Medias tintas, tibieza, incredulidad, desgana, deslealtad, frialdad, comodidad, etc. Son adjetivos que no podemos permitirnos en ningún ambiente cristiano, y que por desgracia, abundan por doquier en los mismos. Perdónenme si hoy alzo la voz para decir YA BASTA.
Ya basta de colegios católicos en los que Jesús no está presente más allá de una cruz colgada en alguna pared, centrados en su propia orden o congregación, desligados de la Iglesia, que no predican más que un mensaje social, donde si sus fundadores levantaran la cabeza harían, como Cristo, un azote de cordeles para echar a directores y profesores.
Y hablando de profesores, ya basta de profesores de religión que enseñan lo que buenamente les viene en gana, pasándose por el forro el magisterio de la Iglesia y la más mínima doctrina católica. Ya basta de que no tengan vergüenza de criticar abiertamente a la Iglesia en las aulas.
Ya basta de catequistas que relativizan el mensaje del Evangelio, que no preparan sus catequesis, que aburren a los chiquillos en una de las pocas oportunidades que tendrán para encontrarse con Cristo, que transmiten una fe rancia, muerta.
Ya basta de sacerdotes que no se creen lo que predican, que hace tiempo que perdieron la pasión, y que no se preocupan por recuperarla.
Ya basta. Pues dijo Jesús:
“He venido a arrojar un fuego sobre la tierra y ¡cuánto desearía que ya hubiera prendido!” (Lc 12, 49).
Aquí pecadores e incapaces somos todos.

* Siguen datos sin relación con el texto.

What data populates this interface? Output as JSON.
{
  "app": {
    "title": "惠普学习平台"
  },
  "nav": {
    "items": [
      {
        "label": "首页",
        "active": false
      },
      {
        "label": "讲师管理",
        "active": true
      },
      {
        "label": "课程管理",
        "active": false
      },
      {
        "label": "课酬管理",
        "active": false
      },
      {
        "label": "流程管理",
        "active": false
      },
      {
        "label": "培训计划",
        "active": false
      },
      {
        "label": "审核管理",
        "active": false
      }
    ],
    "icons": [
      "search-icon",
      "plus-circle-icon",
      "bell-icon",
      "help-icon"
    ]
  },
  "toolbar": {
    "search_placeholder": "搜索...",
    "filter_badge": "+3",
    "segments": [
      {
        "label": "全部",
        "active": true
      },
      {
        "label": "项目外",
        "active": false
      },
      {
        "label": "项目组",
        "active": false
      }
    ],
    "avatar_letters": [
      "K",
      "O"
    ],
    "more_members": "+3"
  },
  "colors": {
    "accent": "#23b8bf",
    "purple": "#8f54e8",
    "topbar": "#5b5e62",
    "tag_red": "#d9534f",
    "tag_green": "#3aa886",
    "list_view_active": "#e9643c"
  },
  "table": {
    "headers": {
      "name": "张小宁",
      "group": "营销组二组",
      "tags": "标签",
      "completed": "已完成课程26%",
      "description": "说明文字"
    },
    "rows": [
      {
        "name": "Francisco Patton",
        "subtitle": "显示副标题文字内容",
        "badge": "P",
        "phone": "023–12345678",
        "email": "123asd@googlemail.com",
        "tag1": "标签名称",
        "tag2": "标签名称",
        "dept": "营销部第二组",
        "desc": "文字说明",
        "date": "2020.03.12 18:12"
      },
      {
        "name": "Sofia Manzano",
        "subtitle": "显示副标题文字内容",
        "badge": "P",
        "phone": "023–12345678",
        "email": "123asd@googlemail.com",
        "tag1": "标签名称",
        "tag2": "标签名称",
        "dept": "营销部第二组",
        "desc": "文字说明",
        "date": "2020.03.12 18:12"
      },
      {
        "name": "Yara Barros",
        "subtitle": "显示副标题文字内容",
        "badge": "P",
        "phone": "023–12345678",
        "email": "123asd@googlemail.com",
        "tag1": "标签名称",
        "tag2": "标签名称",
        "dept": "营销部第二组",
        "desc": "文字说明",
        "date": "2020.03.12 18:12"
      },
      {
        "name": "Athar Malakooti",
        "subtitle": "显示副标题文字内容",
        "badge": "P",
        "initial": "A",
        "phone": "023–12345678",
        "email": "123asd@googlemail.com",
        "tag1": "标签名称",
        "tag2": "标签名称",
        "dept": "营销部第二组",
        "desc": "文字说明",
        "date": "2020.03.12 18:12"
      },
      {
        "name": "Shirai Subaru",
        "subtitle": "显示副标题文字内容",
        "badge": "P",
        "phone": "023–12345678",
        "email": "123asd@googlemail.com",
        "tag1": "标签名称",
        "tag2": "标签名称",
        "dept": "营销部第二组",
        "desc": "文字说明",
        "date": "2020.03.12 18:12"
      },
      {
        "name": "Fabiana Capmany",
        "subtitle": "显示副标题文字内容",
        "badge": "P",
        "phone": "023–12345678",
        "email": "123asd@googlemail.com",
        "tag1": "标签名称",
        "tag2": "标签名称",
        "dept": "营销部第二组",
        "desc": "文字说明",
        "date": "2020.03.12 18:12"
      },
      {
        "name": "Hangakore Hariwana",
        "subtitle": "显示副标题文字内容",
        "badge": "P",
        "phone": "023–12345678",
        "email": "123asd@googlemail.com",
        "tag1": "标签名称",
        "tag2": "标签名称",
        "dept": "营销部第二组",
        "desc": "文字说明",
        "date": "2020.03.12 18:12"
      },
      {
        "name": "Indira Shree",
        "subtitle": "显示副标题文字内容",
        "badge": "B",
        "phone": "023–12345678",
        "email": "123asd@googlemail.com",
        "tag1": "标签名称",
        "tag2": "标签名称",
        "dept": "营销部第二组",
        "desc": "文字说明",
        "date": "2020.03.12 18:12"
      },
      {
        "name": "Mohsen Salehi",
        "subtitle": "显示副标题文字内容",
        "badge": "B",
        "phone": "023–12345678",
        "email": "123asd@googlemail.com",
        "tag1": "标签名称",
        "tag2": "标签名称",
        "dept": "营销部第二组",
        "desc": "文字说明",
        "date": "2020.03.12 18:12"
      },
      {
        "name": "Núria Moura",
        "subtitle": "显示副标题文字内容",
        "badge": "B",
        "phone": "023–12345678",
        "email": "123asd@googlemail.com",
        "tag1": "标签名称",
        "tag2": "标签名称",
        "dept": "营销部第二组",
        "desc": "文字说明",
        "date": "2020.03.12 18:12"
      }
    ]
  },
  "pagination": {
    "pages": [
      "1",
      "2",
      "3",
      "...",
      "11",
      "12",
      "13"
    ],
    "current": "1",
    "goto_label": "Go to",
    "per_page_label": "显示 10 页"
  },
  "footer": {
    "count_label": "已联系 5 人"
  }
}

Pero aquellos que están en puestos de primera línea de batalla, con responsabilidad en la educación y cuidado de la fe de otros, harían bien en hacérselo mirar si se dedican a echar cada día un cubo de agua fría al fuego del Espíritu Santo. Nadie está en un puesto así obligado; son administradores del mayor de los tesoros, y como tales el Señor les pide fidelidad: a su Palabra, a su Iglesia, a su llamada. No necesitamos más gente edulcorando el mensaje del Evangelio, en un mundo que se muere, sediento de algo auténtico, de la Verdad, de Dios.
No, no podemos permitirnos ser Lázaros metidos en sepulcros. Es urgente escuchar la voz de Cristo llamándonos a la vida.
Para enseñar a ser “güenos” ya están los scouts (y lo hacen francamente bien, ojalá hubiera muchos). Para hablar de tolerancia y respeto tenemos a “Los Lunnis”. Y para un escandalosamente hipócrita y vomitivo interés por “todos los pueblos y naciones”, está la ONU.
Se trata de otra cosa: de enseñar a abrazar la cruz, de enfrentar el dolor y la muerte, que existen y no pueden esconderse bajo la alfombra. De invitar a descubrir que la vida tiene todo el sentido, y éste va mucho más allá del móvil, de la consola, de lo que vas a ponerte hoy, del chico o chica que te gusta, de tu coche, de tu cuenta bancaria y de la asquerosidad de trabajo que tienes o que buscas. ¡Que la vida está en Cristo y sólo en Él! ¡Que murió para que nosotros tengamos vida, y vida en abundancia! No una anodina existencia sin pena ni gloria, intrascendente. Por favor, si no están dispuestos a proclamarlo a los cuatro vientos, con toda su alma, contra viento y marea, apártense a un lado y dejen paso.
El Apóstol es bien claro al respecto en la Epístola a los Romanos:
“Pero, ¿cómo invocarán a aquel en quien no han creído? ¿Cómo creerán en aquel a quien no han oído? ¿Cómo oirán sin que se les predique?”
Ante esta llamada no cabe otra respuesta sino la del profeta “heme aquí: envíame”.